A Strange Pantheon | History Today - 4 minutes read


General de Gaulle and Churchill in Paris for the French Armistice Day Parade, 11 November 1944. Wiki Commons.

After the mammoth effort of his magisterial biography of Winston Churchill, Andrew Roberts relaxes with this short collection of essays – possibly modelled on Churchill’s own ‘Great Contemporaries’ series. Originating as a lecture series, the volume gives the impression of a light snack dashed off before Roberts embarks on the main meal of his next big book. 

His choice of subjects is eclectic, not to say eccentric. Eschewing such titans of antiquity as Alexander and Caesar, he kicks off with Napoleon – about whom he has already written an admiring biography – and concludes with Margaret Thatcher. Given that Thatcher’s sole experience of war leadership was sending a task force to the Falklands her inclusion here is, frankly, absurd.

Another odd choice is America’s George Marshall, a bureaucratic desk warrior. Even odder is the fact that Roberts barely mentions Marshall’s main claim to fame, his eponymous plan for reconstructing Europe after the Second World War, concentrating instead on his strategic initiatives during the war itself.

The core of the book are the essays on five of the warlords of that conflict: Churchill, Hitler, Stalin, Eisenhower and de Gaulle.
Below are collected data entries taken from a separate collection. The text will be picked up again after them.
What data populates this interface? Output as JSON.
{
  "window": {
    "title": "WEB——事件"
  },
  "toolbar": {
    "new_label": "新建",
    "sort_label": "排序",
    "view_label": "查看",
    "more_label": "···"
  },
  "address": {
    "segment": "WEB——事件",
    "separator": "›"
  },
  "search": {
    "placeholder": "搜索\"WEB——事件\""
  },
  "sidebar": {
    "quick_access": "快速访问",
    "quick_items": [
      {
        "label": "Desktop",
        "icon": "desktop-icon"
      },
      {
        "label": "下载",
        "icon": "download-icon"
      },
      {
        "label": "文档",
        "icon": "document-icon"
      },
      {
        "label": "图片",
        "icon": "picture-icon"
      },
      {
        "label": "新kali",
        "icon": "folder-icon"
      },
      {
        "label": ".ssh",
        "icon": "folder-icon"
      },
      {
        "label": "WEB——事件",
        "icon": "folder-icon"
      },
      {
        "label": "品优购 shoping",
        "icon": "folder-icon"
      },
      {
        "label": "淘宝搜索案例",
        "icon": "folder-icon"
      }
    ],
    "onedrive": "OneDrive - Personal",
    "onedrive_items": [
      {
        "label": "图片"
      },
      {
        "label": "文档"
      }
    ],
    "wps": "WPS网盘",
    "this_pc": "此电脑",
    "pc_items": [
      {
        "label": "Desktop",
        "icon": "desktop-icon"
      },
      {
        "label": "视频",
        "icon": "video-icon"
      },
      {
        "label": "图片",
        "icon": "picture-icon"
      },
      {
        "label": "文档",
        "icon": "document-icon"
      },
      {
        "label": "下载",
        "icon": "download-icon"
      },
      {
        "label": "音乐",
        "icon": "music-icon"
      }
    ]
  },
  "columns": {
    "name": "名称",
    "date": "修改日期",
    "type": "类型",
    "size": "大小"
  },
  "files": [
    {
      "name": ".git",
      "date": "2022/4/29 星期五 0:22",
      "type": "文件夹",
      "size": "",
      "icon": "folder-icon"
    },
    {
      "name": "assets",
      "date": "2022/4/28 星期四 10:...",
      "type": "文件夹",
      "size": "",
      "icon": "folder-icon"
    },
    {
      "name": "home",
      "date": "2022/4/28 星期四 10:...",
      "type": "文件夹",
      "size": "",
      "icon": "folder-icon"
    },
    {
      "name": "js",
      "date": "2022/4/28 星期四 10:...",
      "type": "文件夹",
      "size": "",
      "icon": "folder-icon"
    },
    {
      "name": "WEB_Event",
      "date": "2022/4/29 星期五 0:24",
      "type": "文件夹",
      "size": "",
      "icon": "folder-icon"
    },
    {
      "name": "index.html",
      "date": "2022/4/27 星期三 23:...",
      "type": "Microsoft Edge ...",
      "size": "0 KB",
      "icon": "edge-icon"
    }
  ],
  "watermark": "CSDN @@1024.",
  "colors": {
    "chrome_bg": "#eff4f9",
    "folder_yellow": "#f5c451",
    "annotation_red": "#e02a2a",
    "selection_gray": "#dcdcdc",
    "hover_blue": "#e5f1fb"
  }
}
The sixth, Roosevelt, is missing but would surely have been a better candidate for inclusion than Marshall. Roberts brilliantly shows the Anglophobic de Gaulle as the odd man out in the quintet: his rise from being a general without an army or country in 1940 to parleying on equal terms with Stalin and Roosevelt in 1945, largely by throwing hissy fits, is concisely explained. 

As this cast list indicates, Roberts’ chief interest is the interface between politics and war rather than military strategy and tactics. Only one of his nine subjects – Nelson – was a purely military man rather than a political soldier. Even here Roberts displays scant interest in Nelson’s naval tactics, devoting more space to the admiral’s relationship with Lady Hamilton than, for example, his victory at Copenhagen.

These essays, then, are potted biographies, rather than military studies – and none the worse for that. Roberts has a gift for finding the anecdote or quotation which reveals an essential truth about his subject. These are best deployed in his excoriating essay on Hitler, whom he disparages – following the verdict of Alan Bullock – as a human null; ‘a man you would pass unnoticed in the street rather than cross the road to avoid’. His quotes from Hitler’s rambling ‘Table Talk’ certainly prove that the Führer was an invincibly ignorant crank who was wrong about almost everything. Nonetheless the mystery remains unexplained as to how this ‘pathetic excuse for a human being’ came to be master of Europe.

Roberts doesn’t tell us. He presents Hitler’s nemesis Stalin as a convinced Marxist-Leninist who distrusted everyone – except, ironically and almost fatally, Hitler himself. Despite having tortured or murdered most of the Red Army’s leading generals, Stalin presided over Russia’s victory in the ‘Great Patriotic War’ by dint of being even more ruthless in sacrificing millions of lives (including his own son, Yakov) than the Nazi enemy.

Perhaps the best essay here is on Dwight Eisenhower. Like his mentor Marshall, Ike was a desk soldier whose only shot fired in anger was aimed at a rat which infiltrated his HQ. Yet he was the quiet man whose tact, moral courage and assumption of supreme command over fractious and more flamboyant generals like Montgomery and Patton was chiefly responsible for liberating Europe from tyranny. We all owe him a debt that is still not fully acknowledged.

Leadership in War: Lessons from Those Who Made History
Andrew Roberts
Allen Lane 256pp £20

Nigel Jones is a historian and author specialising in the world wars.